Technical information
- Licensing authority: CRT
- Class: C
- ERP: 89,400 watts
- HAAT: 468.13 meters (1,535.9 ft)
- Transmitter coordinates: 19°31′56.7″N 99°07′51.7″W﻿ / ﻿19.532417°N 99.131028°W

Links
- Webcast: Listen live; Listen live (via iHeartRadio);
- Website: exafm.com

= XHEXA-FM =

Contemporary hit radio station in Mexico City

XHEXA-FM (104.9 FM) is a contemporary hit radio station in Mexico City. XHEXA-FM is owned by MVS Radio and is the flagship station of the Exa FM format. The transmitter site is located atop Cerro del Chiquihuite.

==History==
XHBST-FM signed on the air in 1974, owned by the same Stereorey consortium that brought FM to major Mexican cities on stations such as XHV-FM 102.5 Mexico City and XHSRO-FM in Monterrey. It carried the "Stereo Best" format, which was very similar. Not long after, it changed formats completely to "FM Globo", a name it would use with varying formats including romantic music, Spanish pop and contemporary music.

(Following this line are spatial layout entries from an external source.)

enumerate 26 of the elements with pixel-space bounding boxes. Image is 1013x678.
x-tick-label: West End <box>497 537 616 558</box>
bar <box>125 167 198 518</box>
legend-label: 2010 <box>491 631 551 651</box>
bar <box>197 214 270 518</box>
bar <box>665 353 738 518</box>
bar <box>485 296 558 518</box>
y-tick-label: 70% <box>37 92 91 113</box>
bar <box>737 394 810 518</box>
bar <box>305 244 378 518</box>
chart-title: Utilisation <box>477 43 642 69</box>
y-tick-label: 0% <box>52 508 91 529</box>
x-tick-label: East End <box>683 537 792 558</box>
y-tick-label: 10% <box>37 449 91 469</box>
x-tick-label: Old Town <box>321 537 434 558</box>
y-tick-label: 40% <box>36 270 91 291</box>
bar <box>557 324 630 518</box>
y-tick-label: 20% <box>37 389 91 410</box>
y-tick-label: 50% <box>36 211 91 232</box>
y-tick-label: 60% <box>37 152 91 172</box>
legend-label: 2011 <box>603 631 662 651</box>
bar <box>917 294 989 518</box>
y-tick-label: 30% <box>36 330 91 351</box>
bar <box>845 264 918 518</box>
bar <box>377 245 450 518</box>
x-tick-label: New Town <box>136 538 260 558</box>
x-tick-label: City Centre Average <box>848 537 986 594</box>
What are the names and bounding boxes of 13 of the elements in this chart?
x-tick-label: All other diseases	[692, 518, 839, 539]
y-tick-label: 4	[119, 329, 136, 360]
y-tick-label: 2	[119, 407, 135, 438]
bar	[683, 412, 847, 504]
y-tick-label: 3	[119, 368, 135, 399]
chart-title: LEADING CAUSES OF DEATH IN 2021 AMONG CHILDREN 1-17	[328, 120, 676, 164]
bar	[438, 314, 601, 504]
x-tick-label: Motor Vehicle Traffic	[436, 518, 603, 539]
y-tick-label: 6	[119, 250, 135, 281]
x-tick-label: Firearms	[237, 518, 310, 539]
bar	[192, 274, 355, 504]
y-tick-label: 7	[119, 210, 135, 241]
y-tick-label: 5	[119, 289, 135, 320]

The station changed its callsign to XHMRD-FM on October 8, 1991, and on January 1, 2000, changed its name to "Exa FM", with a Top 40 CHR format, its name alluding to the format of airing blocks of six consecutive songs. Its callsign was later changed to XHEXA-FM to reflect its new name. The callsign had been in use for a brief time on an MVS Radio station in Hermosillo, Sonora, which returned to the XHBH-FM callsign when the XHEXA calls moved to Mexico City.